Ballymac Ball
- Sire: Lone Seal
- Dam: Raging Tornado
- Sex: Dog
- Whelped: September 1946
- Color: Brindle
- Breeder: Reidy
- Owner: Tom F Nicholl
- Trainer: Stan Martin

Major wins
- English Greyhound Derby (1950) Laurels (1949, 1950) International (1950, 1951) Wimbledon Spring Cup (1950)

Honours
- 1950 English Greyhound Derby champion

= Ballymac Ball =

Racing greyhound

Ballymac Ball was a famous racing greyhound during the late 1940s and early 1950s.

==Breeding and rearing==
Ballymac Ball was whelped during September 1949 and bred by Reidy.

==Racing==
===1948===
Ballymac Ball impressed in his first races in Ireland and recorded some of the fastest times at Celtic Park. His owner Tom Nicholl planned for him to be sent to England in an attempt to win the English Greyhound Derby.

===1949===
The brindle dog arrived in the United Kingdom during February 1949 and was placed in the Hook Estate and Kennels training out of White City. His first race in England was at Stamford Bridge on 14 May.

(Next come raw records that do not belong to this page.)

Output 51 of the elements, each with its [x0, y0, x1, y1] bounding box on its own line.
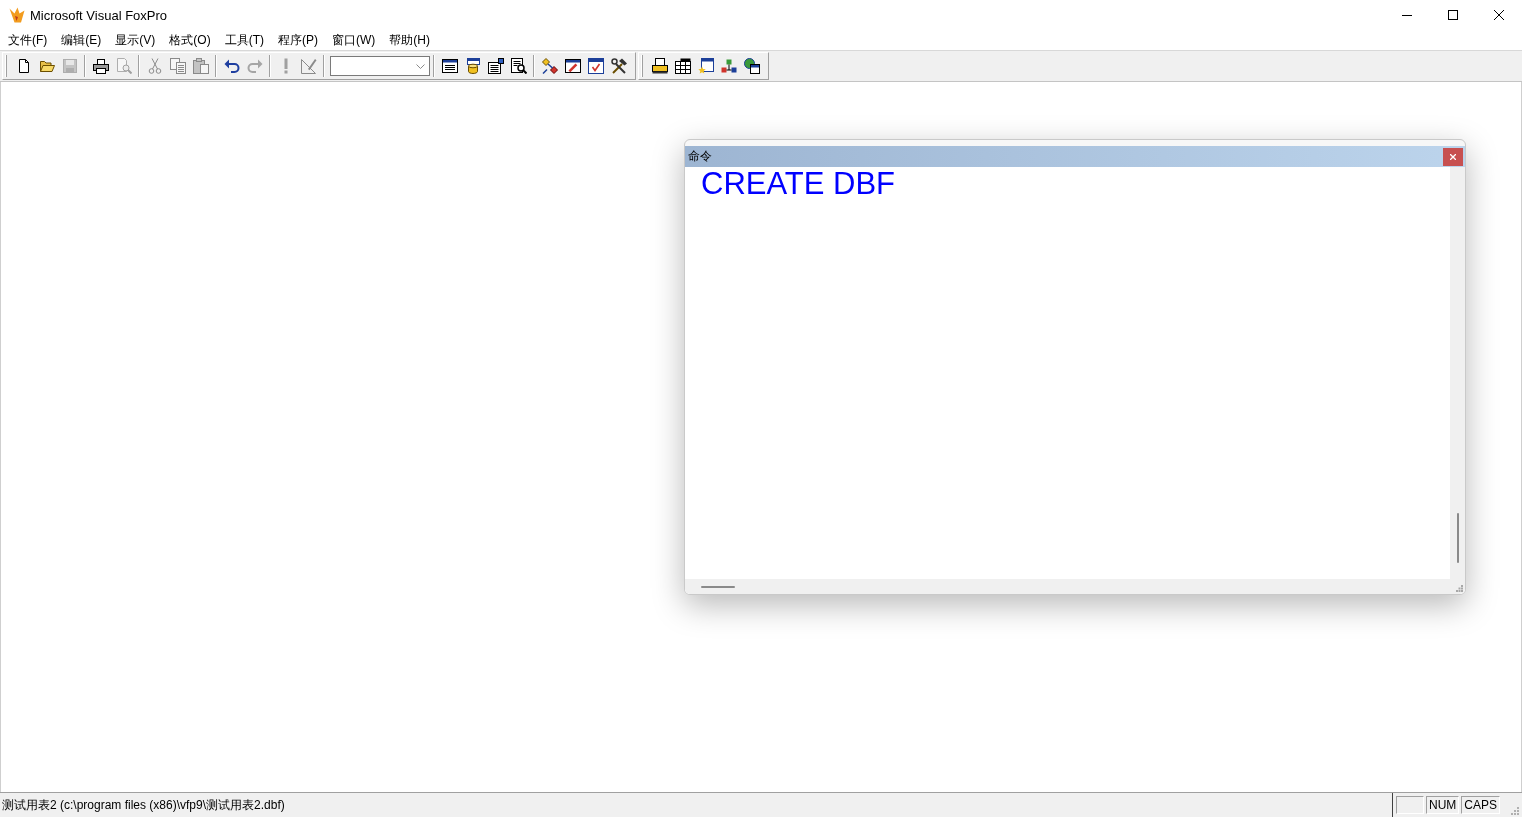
diamond-link-icon [541, 58, 558, 74]
minimize-icon [1402, 14, 1412, 16]
colored-blocks-icon [720, 58, 737, 74]
status-indicator: NUM [1426, 796, 1460, 814]
ruler-pencil-icon [300, 58, 317, 74]
menu-item[interactable]: 格式(O) [162, 31, 218, 49]
undo-icon [223, 58, 240, 74]
menu-item[interactable]: 显示(V) [108, 31, 163, 49]
page-magnifier-icon [115, 58, 132, 74]
window-check-icon [587, 58, 604, 74]
form-pencil-icon [564, 58, 581, 74]
status-panel [1396, 796, 1424, 814]
database-window-icon [464, 58, 481, 74]
status-text: 测试用表2 (c:\program files (x86)\vfp9\测试用表2.dbf) [1, 796, 285, 814]
copy-icon [169, 58, 186, 74]
exclamation-icon [283, 58, 288, 74]
globe-window-icon [743, 58, 760, 74]
resize-grip-icon[interactable] [1456, 585, 1463, 592]
close-icon [1494, 10, 1504, 20]
window-title: Microsoft Visual FoxPro [30, 7, 168, 23]
app-icon [9, 7, 25, 23]
scrollbar-thumb[interactable] [1456, 513, 1459, 563]
menu-item[interactable]: 程序(P) [271, 31, 325, 49]
window-lines-icon [441, 58, 458, 74]
menu-item[interactable]: 文件(F) [1, 31, 55, 49]
hammer-wrench-icon [610, 58, 627, 74]
list-window-icon [487, 58, 504, 74]
menu-item[interactable]: 工具(T) [217, 31, 271, 49]
menu-item[interactable]: 帮助(H) [382, 31, 437, 49]
menu-item[interactable]: 窗口(W) [325, 31, 383, 49]
scrollbar-thumb[interactable] [701, 585, 735, 588]
printer-icon [651, 58, 668, 74]
resize-grip-icon[interactable] [1510, 806, 1519, 815]
combo-box[interactable] [330, 56, 430, 76]
vertical-scrollbar[interactable] [1450, 167, 1465, 579]
close-button[interactable] [1443, 147, 1463, 166]
folder-icon [38, 58, 55, 74]
scissors-icon [146, 58, 163, 74]
page-magnifier-icon [510, 58, 527, 74]
close-icon [1450, 153, 1456, 160]
status-indicator: CAPS [1461, 796, 1500, 814]
maximize-icon [1448, 10, 1458, 20]
command-line: CREATE DBF [701, 167, 897, 201]
horizontal-scrollbar[interactable] [685, 579, 1450, 594]
menu-item[interactable]: 编辑(E) [54, 31, 109, 49]
printer-icon [92, 58, 109, 74]
redo-icon [246, 58, 263, 74]
command-window-title: 命令 [688, 148, 712, 165]
chevron-down-icon [416, 63, 425, 69]
grid-icon [674, 58, 691, 74]
clipboard-icon [192, 58, 209, 74]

He was aimed at the 1949 English Greyhound Derby at White City and was described as the Greyhound Racing Association's best chance to claim the trophy but crashed out in the first round in heat six. Nicholl switched trainers and put him with Stan Martin at Wimbledon Stadium which proved to be a wise decision because Ballymac Ball was an instant hit at the track. Just two months after the Derby defeat he won the Laurels at Wimbledon over 500 yards. In the heats he broke the track record recording 28.03 and then bettered it in the semi-finals when posting 27.99, becoming the first greyhound to break 28 seconds over 500 yards at Wimbledon.

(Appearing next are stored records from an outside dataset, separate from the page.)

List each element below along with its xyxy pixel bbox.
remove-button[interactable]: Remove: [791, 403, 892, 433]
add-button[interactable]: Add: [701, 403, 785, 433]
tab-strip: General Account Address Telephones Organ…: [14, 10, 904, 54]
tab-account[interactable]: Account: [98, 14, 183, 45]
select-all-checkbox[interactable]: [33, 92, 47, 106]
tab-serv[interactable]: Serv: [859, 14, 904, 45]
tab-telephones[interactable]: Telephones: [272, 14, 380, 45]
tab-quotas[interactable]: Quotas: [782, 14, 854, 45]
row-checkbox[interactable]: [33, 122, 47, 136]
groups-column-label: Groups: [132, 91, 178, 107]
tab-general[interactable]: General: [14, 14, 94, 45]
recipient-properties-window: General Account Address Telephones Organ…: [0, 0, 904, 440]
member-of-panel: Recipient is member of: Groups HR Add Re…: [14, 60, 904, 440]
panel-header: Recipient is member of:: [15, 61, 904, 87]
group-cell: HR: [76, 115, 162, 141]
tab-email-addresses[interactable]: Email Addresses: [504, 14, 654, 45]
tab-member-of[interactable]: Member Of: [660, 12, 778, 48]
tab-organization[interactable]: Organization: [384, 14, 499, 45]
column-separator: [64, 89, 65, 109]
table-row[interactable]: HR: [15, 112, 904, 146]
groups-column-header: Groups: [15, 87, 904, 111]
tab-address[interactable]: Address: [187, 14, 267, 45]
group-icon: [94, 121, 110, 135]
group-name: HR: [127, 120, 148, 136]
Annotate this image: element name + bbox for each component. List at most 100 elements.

After the Laurels he competed in the Silver Salver at Southend Stadium; he won both heat and semi final but on 19 September lost the final to Red Wind, who break the track record in the process. After a rest he reappeared on 10 December at White City over 550 yards and broke the track record recording 30.30 and then on Boxing Day he went even faster by setting a new record of 30.27.

===1950===
The main target for 1950 was the 1950 English Greyhound Derby but before this he won the 16th International (January), the Wimbledon Spring Cup (March) and reached the Wood Lane Stakes final (April) where he lost to his great rival Red Wind.

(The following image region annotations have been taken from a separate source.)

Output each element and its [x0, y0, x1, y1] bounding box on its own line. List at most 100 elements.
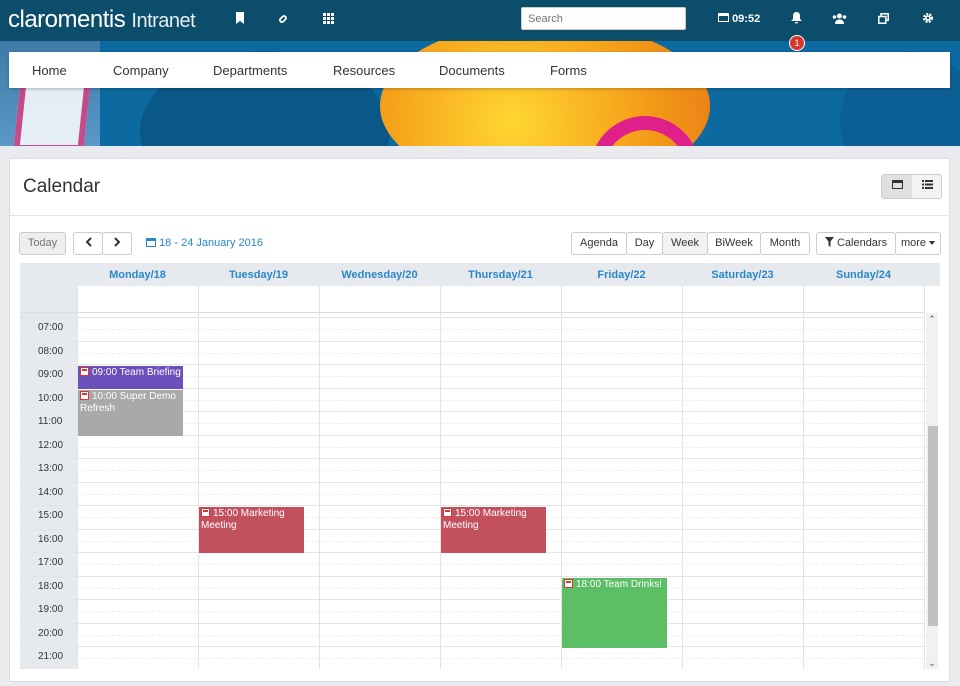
prev-button[interactable] [73, 232, 103, 255]
link-icon[interactable] [275, 11, 293, 29]
view-day-button[interactable]: Day [626, 232, 663, 255]
view-toggle [881, 174, 942, 199]
hour-label: 09:00 [38, 369, 64, 380]
calendar-icon [146, 237, 159, 249]
nav-item-departments[interactable]: Departments [213, 63, 287, 78]
hour-line [20, 623, 924, 624]
nav-item-home[interactable]: Home [32, 63, 67, 78]
date-range[interactable]: 18 - 24 January 2016 [146, 237, 263, 249]
half-hour-line [77, 658, 924, 659]
calendars-label: Calendars [836, 237, 888, 249]
bookmark-icon[interactable] [231, 11, 249, 29]
bell-icon[interactable] [787, 11, 805, 29]
hour-label: 07:00 [38, 322, 64, 333]
day-column-divider [924, 286, 925, 669]
hour-label: 12:00 [38, 440, 64, 451]
main-nav: Home Company Departments Resources Docum… [9, 52, 950, 88]
half-hour-line [77, 564, 924, 565]
half-hour-line [77, 588, 924, 589]
nav-item-forms[interactable]: Forms [550, 63, 587, 78]
nav-item-resources[interactable]: Resources [333, 63, 395, 78]
half-hour-line [77, 494, 924, 495]
view-month-button[interactable]: Month [760, 232, 810, 255]
day-header-sunday-24[interactable]: Sunday/24 [803, 269, 924, 281]
gear-icon[interactable] [919, 11, 937, 29]
day-header-thursday-21[interactable]: Thursday/21 [440, 269, 561, 281]
scroll-up-icon[interactable]: ⌃ [926, 313, 938, 325]
date-range-text: 18 - 24 January 2016 [159, 237, 264, 249]
scrollbar[interactable]: ⌃ ⌄ [926, 313, 938, 669]
clock[interactable]: 09:52 [718, 12, 760, 25]
calendar-event[interactable]: 09:00 Team Briefing [78, 366, 183, 389]
windows-icon[interactable] [874, 11, 892, 29]
apps-grid-icon[interactable] [319, 11, 337, 29]
hour-label: 19:00 [38, 604, 64, 615]
calendars-filter-button[interactable]: Calendars [816, 232, 896, 255]
hour-label: 15:00 [38, 510, 64, 521]
week-grid: ⌃ ⌄ Monday/18 Tuesday/19 Wednesday/20 Thurs… [20, 263, 940, 669]
more-label: more [900, 237, 926, 249]
day-header-friday-22[interactable]: Friday/22 [561, 269, 682, 281]
view-biweek-button[interactable]: BiWeek [707, 232, 761, 255]
caret-down-icon [929, 237, 936, 249]
today-button[interactable]: Today [19, 232, 66, 255]
hour-line [20, 458, 924, 459]
hour-line [20, 505, 924, 506]
event-calendar-icon [80, 391, 89, 400]
chevron-left-icon [85, 237, 92, 249]
next-button[interactable] [102, 232, 132, 255]
half-hour-line [77, 611, 924, 612]
day-header-wednesday-20[interactable]: Wednesday/20 [319, 269, 440, 281]
list-view-icon[interactable] [912, 175, 942, 198]
calendar-view-icon[interactable] [882, 175, 912, 198]
scroll-thumb[interactable] [928, 426, 938, 626]
filter-icon [824, 237, 837, 249]
hour-label: 17:00 [38, 557, 64, 568]
calendar-event[interactable]: 18:00 Team Drinks! [562, 578, 667, 648]
hour-label: 18:00 [38, 581, 64, 592]
hour-label: 08:00 [38, 346, 64, 357]
day-header-monday-18[interactable]: Monday/18 [77, 269, 198, 281]
logo-text: claromentis [8, 6, 126, 33]
page-title: Calendar [23, 176, 101, 197]
half-hour-line [77, 329, 924, 330]
calendar-event[interactable]: 15:00 Marketing Meeting [441, 507, 546, 553]
hour-line [20, 364, 924, 365]
hour-label: 20:00 [38, 628, 64, 639]
chevron-right-icon [113, 237, 121, 249]
logo[interactable]: claromentis Intranet [8, 6, 196, 34]
nav-item-company[interactable]: Company [113, 63, 169, 78]
half-hour-line [77, 470, 924, 471]
top-bar: claromentis Intranet 09:52 [0, 0, 960, 41]
scroll-down-icon[interactable]: ⌄ [926, 657, 938, 669]
calendar-panel: Calendar Today 18 - 24 January 2016 Agen… [9, 158, 950, 682]
clock-time: 09:52 [732, 13, 761, 25]
calendar-event[interactable]: 10:00 Super Demo Refresh [78, 390, 183, 436]
more-dropdown[interactable]: more [895, 232, 941, 255]
view-week-button[interactable]: Week [662, 232, 708, 255]
all-day-row[interactable] [20, 286, 924, 313]
event-calendar-icon [443, 508, 452, 517]
hour-label: 21:00 [38, 651, 64, 662]
hour-line [20, 646, 924, 647]
hour-label: 11:00 [38, 416, 63, 427]
half-hour-line [77, 423, 924, 424]
calendar-icon [718, 13, 732, 25]
users-icon[interactable] [830, 11, 848, 29]
calendar-event[interactable]: 15:00 Marketing Meeting [199, 507, 304, 553]
event-calendar-icon [201, 508, 210, 517]
event-title: 09:00 Team Briefing [92, 367, 181, 378]
view-agenda-button[interactable]: Agenda [571, 232, 627, 255]
day-header-saturday-23[interactable]: Saturday/23 [682, 269, 803, 281]
nav-item-documents[interactable]: Documents [439, 63, 505, 78]
day-header-tuesday-19[interactable]: Tuesday/19 [198, 269, 319, 281]
event-title: 15:00 Marketing Meeting [201, 508, 285, 531]
hour-label: 16:00 [38, 534, 64, 545]
search-input[interactable] [521, 7, 686, 30]
hour-line [20, 599, 924, 600]
hour-line [20, 317, 924, 318]
hour-label: 10:00 [38, 393, 64, 404]
event-calendar-icon [564, 579, 573, 588]
notification-badge[interactable]: 1 [789, 35, 805, 51]
hour-line [20, 576, 924, 577]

When the 1950 Derby got underway Ballymac Ball had won 19 races from 23 starts for Stan Martin and was a leading contender but the ante post favourite was his rival Red Wind. Ballymac Ball progressed through the heats by winning his heat on the 10 June and won his second round race despite a horrible start on 15 June. He finished second in his semi final on 17 June behind Ballycurren Garrett and a race in which Red Wind was eliminated. In the final he led all the way and recorded 28.72 which was the fastest Derby final win to date.

Ballymac Ball continued his impressive form by successfully defending his Laurels title.

===1951===
In January he won the 17th International before retiring to stud where he became a successful sire.